I got this from Reuters.
Brazil, which heads a peacekeeping force of 9,000 U.N. troops and police, brokered the deal to distribute 85,000 "blank" votes, which showed no choice for president out of the 33 candidates, proportionately among the contenders.
The blanks, amounting to 4.7 percent of the total, had been included in accordance with the law and reduced the final percentage allocated to each candidate.
With 90 percent of the ballots counted, Preval had been at 48.7 percent -- below the simple majority he needed to avoid a March 19 runoff and outraging his supporters.
Many Haitians were suspicious of the large number of blank votes, saying they could not imagine people trekking miles (km) to polling stations simply to leave their ballots unmarked.
The U.N. mission sent to maintain the peace in Haiti has also acknowledged that partisan election workers could have stuffed ballot boxes with blank ballots.
The agreement over the blank votes lifted Preval's share to 50.9 percent.
You know what, though? I doubt it's over...not when articles with evocative titles like Joy greets Preval victory in violent Haiti slum are making the rounds
Amaral Duclona, a leader of the well-armed gangs and one of Haiti's most wanted men, said on Thursday that Preval's election would probably end the violence.
"We want peace and we are not taking up weapons against anybody in Cite Soleil," said Duclona, who roared through the slum on a motorcycle without his usual complement of bodyguards and did not appear to be carrying a weapon.
"We'll open the doors of Cite Soleil to anyone who wants to help Cite Soleil out of its misery," he told Reuters. "We are going to work with the government to save Cite Soleil."

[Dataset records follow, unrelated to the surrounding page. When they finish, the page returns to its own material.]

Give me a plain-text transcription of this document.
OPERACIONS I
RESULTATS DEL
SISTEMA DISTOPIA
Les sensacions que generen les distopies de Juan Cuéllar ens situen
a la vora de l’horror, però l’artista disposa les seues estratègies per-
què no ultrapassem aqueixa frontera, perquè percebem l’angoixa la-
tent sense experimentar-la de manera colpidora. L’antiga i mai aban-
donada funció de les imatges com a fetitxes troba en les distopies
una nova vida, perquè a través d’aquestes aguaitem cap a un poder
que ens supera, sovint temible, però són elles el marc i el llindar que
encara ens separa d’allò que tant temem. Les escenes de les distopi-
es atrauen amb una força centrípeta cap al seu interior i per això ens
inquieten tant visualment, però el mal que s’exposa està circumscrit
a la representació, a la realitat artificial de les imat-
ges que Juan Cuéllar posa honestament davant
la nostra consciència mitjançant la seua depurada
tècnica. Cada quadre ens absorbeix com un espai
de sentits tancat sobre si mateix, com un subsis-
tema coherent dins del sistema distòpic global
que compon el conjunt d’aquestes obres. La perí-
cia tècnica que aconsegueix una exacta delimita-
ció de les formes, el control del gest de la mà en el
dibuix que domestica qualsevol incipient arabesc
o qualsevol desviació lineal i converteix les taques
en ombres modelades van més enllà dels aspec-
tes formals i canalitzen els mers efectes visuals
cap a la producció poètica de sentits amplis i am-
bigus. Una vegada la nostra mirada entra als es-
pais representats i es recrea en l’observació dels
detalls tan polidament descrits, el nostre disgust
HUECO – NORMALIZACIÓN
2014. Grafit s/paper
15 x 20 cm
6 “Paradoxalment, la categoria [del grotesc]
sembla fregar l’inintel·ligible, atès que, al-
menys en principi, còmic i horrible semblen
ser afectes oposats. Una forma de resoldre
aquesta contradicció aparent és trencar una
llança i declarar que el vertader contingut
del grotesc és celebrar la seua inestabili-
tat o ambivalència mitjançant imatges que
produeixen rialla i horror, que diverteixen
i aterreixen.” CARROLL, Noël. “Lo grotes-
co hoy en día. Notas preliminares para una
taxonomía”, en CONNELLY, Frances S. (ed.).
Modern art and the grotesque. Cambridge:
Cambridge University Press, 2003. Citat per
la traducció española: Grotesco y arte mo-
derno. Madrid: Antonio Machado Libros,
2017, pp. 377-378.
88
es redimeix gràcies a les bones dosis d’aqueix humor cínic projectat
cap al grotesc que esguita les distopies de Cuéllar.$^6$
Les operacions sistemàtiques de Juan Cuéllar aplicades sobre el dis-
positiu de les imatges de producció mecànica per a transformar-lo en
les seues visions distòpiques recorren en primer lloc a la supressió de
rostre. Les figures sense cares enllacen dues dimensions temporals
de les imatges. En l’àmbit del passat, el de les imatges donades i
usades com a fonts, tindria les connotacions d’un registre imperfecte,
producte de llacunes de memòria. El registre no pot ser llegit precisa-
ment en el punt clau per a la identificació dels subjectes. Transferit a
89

But when asked whether the gangs would lay down their arms, Duclona was more cautious than a fellow gang leader, Augudson Nicolas, who said last week that the gangs would hand over their weapons to Preval in a ceremony at the National Palace.
"The disarmament program should be done throughout the country, not only within Cite Soleil," Duclona said, a reference to the former soldiers and gangs who opposed Aristide and still hold sway in parts of Haiti.
"Well-armed gangs."
Preval's followers, being broke as hell, are no threat. Well armed gangs are.
In the mid-1990s, Aristide disbanded the country's anti-Aristide army and then built up a national police force of just 5,000 for a nation of 8 million. The police were no match for the better-armed rebels who rose up against Aristide in 2004.
I am concerned that the same forces that took a run at dominating Haiti in 2004 will not be sanguine about this at all.